Reason 1: Sessions sometimes run over
As much as therapists preach about boundaries, session time boundaries are sometimes bent or straight up crossed. At best, you may have some follow-up questions or topics at the end that you want to address. (I’m guilty of being that client with my own therapist.) At worst, you may have a safety concern reported by a client that requires some planning or further work.
For issues that may be addressed further, try re-establishing the session time boundary. For example, state, “I hate to cut you off but I have to wrap up our session. Let’s go ahead and schedule our next one, and I’ll make a note of this topic for next time.” You may also agree to call a client at a different time, especially if there is a safety concern that needs to be addressed. It’s rare that I have to cancel another client’s session to address immediate safety concerns of a present client, but know that it’s an option if your clinical judgment is telling you it’s needed.
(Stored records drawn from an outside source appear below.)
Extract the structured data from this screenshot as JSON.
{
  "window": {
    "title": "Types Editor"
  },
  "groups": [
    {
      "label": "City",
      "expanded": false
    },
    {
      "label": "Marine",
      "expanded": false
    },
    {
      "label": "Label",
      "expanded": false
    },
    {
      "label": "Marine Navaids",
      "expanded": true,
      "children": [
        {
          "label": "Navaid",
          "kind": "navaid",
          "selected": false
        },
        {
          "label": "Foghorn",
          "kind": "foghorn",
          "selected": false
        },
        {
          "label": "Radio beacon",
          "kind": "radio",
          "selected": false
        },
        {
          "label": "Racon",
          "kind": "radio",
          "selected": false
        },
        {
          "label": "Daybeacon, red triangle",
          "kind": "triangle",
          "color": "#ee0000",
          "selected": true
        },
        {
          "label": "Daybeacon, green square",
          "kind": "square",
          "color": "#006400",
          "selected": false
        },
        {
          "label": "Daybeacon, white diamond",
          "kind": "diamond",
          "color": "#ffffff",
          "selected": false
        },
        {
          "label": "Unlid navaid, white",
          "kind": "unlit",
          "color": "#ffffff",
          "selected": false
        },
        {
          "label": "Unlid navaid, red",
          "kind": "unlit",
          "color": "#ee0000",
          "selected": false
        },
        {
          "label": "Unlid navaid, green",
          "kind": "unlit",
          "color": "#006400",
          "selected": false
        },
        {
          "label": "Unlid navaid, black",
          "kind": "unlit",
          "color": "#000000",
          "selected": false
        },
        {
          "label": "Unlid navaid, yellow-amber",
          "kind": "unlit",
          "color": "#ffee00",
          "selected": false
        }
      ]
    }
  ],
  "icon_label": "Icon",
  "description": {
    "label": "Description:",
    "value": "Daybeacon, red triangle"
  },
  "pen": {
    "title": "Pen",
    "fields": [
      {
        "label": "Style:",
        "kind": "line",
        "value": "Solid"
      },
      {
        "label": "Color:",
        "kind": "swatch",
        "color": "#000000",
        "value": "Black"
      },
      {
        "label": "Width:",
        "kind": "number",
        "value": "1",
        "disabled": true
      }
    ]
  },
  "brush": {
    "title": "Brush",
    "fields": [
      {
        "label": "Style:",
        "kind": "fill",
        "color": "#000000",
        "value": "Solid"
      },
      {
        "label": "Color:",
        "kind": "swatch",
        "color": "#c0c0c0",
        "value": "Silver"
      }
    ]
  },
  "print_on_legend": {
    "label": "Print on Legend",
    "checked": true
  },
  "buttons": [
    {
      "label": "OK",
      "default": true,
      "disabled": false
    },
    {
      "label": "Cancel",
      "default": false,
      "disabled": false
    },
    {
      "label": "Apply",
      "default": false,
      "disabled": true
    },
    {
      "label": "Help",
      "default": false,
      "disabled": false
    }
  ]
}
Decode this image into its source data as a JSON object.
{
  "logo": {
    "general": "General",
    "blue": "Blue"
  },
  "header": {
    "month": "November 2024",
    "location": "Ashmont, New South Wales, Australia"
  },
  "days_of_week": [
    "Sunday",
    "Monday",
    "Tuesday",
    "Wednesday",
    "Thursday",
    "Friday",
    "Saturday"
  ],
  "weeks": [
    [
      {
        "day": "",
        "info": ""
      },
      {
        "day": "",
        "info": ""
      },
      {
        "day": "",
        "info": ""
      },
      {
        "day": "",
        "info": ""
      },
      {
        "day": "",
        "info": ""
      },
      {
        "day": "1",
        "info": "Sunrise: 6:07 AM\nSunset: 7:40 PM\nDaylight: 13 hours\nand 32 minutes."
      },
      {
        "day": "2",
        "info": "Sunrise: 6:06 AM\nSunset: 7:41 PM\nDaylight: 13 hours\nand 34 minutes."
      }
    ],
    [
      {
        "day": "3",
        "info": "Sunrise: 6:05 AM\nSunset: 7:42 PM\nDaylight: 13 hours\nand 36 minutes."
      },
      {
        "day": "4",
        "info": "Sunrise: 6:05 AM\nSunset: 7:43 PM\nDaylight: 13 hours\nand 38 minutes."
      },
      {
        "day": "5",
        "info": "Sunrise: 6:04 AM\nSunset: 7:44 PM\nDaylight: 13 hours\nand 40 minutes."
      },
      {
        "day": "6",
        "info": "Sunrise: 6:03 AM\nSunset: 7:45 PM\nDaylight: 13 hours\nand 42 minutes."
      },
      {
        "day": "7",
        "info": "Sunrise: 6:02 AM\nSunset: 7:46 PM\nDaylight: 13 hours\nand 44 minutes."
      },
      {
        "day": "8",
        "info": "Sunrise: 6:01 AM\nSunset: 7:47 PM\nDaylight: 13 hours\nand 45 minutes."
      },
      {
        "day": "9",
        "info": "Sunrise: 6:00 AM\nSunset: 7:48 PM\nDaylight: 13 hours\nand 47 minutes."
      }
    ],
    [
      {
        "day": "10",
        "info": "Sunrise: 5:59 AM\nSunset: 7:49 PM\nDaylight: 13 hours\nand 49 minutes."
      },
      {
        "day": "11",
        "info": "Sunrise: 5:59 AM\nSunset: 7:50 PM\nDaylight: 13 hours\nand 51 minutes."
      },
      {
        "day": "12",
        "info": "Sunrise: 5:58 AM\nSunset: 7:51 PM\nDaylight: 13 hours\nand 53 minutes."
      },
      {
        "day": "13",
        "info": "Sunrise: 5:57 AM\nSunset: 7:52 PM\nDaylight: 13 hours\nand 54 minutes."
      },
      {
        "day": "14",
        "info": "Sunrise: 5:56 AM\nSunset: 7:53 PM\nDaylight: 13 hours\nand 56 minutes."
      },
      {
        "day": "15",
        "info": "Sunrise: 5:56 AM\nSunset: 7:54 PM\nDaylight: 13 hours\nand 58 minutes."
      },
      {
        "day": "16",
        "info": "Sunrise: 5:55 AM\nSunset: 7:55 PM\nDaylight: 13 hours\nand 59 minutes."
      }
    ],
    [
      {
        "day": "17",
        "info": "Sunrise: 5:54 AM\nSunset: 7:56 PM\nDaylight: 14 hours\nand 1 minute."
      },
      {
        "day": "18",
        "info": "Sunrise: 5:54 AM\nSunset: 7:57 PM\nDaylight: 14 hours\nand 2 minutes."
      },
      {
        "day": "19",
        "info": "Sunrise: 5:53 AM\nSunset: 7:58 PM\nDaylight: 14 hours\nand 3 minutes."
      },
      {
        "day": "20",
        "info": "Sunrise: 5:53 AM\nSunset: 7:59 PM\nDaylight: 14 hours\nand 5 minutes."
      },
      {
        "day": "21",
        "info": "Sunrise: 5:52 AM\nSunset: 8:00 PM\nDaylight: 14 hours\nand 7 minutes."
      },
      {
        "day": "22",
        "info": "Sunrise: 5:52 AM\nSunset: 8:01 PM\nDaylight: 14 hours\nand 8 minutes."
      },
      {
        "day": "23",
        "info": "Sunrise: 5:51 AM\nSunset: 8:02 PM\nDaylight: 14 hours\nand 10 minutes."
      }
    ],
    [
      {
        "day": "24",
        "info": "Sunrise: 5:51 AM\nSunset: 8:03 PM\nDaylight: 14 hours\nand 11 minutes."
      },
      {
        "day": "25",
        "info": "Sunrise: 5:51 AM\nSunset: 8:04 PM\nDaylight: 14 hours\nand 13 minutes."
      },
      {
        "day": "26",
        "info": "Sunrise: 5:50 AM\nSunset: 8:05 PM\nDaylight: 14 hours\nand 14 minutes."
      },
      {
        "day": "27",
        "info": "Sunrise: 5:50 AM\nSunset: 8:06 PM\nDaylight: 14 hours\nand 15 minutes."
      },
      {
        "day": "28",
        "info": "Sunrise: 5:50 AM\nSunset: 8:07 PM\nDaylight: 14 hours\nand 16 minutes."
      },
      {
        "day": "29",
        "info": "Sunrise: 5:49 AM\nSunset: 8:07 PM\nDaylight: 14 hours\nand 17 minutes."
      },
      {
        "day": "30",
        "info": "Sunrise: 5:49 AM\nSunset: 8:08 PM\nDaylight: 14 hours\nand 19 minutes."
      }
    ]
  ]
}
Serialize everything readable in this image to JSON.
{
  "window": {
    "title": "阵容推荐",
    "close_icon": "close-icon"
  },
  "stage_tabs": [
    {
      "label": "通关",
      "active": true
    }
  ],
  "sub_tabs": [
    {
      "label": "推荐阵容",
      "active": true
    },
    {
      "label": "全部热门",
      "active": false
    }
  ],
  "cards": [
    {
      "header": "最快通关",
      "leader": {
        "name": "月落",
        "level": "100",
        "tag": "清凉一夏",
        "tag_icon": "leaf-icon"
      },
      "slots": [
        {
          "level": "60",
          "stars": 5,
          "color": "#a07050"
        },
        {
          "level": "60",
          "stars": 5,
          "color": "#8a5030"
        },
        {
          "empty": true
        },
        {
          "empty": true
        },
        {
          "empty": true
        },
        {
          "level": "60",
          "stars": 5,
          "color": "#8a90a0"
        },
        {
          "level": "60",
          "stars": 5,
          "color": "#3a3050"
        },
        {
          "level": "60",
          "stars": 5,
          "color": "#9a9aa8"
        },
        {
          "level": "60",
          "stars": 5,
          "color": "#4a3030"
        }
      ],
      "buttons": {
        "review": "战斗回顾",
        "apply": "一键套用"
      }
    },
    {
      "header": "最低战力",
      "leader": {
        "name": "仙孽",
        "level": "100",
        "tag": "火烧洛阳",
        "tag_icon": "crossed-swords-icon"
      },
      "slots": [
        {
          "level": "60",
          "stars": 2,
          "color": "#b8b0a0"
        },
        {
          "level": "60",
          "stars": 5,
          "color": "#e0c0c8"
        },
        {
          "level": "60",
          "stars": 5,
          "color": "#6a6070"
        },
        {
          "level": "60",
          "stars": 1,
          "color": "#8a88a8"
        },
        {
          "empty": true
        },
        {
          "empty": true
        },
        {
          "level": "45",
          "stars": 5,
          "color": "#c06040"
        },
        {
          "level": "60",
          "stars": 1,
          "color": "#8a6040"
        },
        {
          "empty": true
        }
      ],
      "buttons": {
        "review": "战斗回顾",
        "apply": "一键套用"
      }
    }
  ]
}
Reason 2: We may need some extra administrative time
Ever experienced any of the following?
Spending too many minutes trying to figure out how you’re going to fit a client into your schedule.
Double-checking a clinical note to make sure that you’ve included everything (because audits suck).
Getting a billing alert, and having to discuss payment issues with a client.
Taking extra time to sign paperwork (releases, informed consents, and policy changes, oh my!).
Therapy school did not teach me about the administrative side of therapy. Unless you have access to a fabulous assistant that can take care of all of this stuff for you, it’s best to account for the extra time spent on this side of your practice.
Reason 3: A quick consult might be necessary
Sometimes a client has a question that requires you to research a little further. Simple questions might be related to insurance, such as how many sessions they have covered with you. Complex questions might require a further discussion with a supervisor or fellow therapists. If you’re not in an office setting where you might be able to pop into a therapist’s open door for a quick consult, take a minute to shoot an email requesting some follow-up.
Reason 4: We need breaks too!
We need our breaks to breathe, stretch our legs, grab some water, use the bathroom, or do whatever it is that helps us to replenish our energy. It’s hard to “shake” a session and then arrive fresh and ready for a new one. If you do happen to have back-to-back appointments booked, find a tool that will help you to mentally transition. Keep a worry stone available, a post-it note with a mantra, or a lavender-scented candle available to sniff as a way to quickly release some tension.